College of Education

Michigan State University

 

Many student-teachers think that a teacher's job is to cover the material presented in a textbook. Hopefully, after this module is enacted, they will have realized that teachers should not "teach" a textbook; they should adapt and modify existing material from numerous sources so that the materials they use provides their students with the best support pupils in achieving pre-specified learning goals.

This module is intended to assist instructors of secondary science methods courses in introducing student-teachers to:

A. The importance of curriculum materials in shaping classroom activities and supporting student learning.
B. The Project 2061 criteria as measures of curriculum quality.
C. Considerations in selecting, adapting, and enacting curriculum materials.

The module provides student-teachers opportunities to use the criteria in evaluating and modifying existing materials.

The module addresses 6 of the 22 criteria developed by Project 2061. The 6 criteria addressed in this unit are:

Category I, Criterion B - Conveying Lesson/Activity Purpose
Category II, Criterion D - Addressing Students' Ideas
Category III, Criteria A - Providing a Variety of Relevant Phenomena
Category IV, Criterion C - Representing Ideas Effectively
Category V, Criterion A - Encouraging Students to Explain their Ideas
Category VI, Criterion B - Probing Student Understanding

The module is intended to be used by the course instructor as a supplement to existing course material.

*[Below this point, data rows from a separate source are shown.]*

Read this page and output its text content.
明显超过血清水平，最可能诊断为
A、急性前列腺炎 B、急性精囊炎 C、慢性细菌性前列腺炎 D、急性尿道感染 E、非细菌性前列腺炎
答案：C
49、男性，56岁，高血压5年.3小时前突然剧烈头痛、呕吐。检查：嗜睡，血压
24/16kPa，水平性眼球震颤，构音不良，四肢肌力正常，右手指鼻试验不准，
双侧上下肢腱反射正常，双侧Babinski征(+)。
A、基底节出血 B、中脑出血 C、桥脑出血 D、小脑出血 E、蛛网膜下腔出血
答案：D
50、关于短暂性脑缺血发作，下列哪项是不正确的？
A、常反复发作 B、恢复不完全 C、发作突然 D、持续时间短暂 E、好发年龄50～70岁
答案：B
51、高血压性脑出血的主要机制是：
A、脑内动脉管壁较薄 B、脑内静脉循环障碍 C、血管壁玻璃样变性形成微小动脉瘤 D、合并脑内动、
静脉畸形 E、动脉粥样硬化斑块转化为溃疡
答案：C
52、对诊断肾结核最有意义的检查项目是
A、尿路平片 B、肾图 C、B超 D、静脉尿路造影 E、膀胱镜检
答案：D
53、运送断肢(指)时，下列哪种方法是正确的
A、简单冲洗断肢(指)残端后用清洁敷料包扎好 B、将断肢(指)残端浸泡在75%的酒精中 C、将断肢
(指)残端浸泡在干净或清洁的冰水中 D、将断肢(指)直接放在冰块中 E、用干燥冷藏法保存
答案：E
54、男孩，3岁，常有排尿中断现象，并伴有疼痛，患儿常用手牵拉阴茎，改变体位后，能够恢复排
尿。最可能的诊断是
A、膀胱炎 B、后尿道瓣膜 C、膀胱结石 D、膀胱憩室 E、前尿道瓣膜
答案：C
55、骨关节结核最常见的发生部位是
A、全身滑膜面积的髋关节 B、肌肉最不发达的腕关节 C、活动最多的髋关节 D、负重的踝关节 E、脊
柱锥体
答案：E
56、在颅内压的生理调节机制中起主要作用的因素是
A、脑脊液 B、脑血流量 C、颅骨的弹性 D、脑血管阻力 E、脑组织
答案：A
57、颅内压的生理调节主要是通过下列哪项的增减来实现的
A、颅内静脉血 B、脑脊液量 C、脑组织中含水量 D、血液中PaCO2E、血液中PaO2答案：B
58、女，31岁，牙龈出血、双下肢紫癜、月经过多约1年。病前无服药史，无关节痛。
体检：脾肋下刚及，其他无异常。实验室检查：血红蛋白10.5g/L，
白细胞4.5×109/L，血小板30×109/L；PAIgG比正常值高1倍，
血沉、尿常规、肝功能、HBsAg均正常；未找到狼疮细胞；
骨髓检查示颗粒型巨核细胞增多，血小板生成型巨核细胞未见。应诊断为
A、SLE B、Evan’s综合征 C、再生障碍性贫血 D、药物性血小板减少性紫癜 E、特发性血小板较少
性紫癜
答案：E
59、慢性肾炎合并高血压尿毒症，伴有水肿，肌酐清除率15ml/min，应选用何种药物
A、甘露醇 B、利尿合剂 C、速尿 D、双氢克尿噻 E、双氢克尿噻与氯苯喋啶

The design of the module assumes that the student-teachers are in field placements and have access to:

A. Chemistry That Applies by Michigan Science Education Resources Project. A PDF of Cluster 3 from the unit can be downloaded if the full unit is not available.
B. Teacher journals such as The Science Teacher, Science Scope, and The Physics Teacher.
C. Science units taught in the field placement classrooms.

It also assumes that the student-teachers have already learned about the importance of naive conceptions, formative assessment, representations, contextualization, and cooperative group work in learning.

The module includes approximately 4 hours of instruction and 15 hours of homework.

The Instructor’s Guide contains all the information needed to use the module.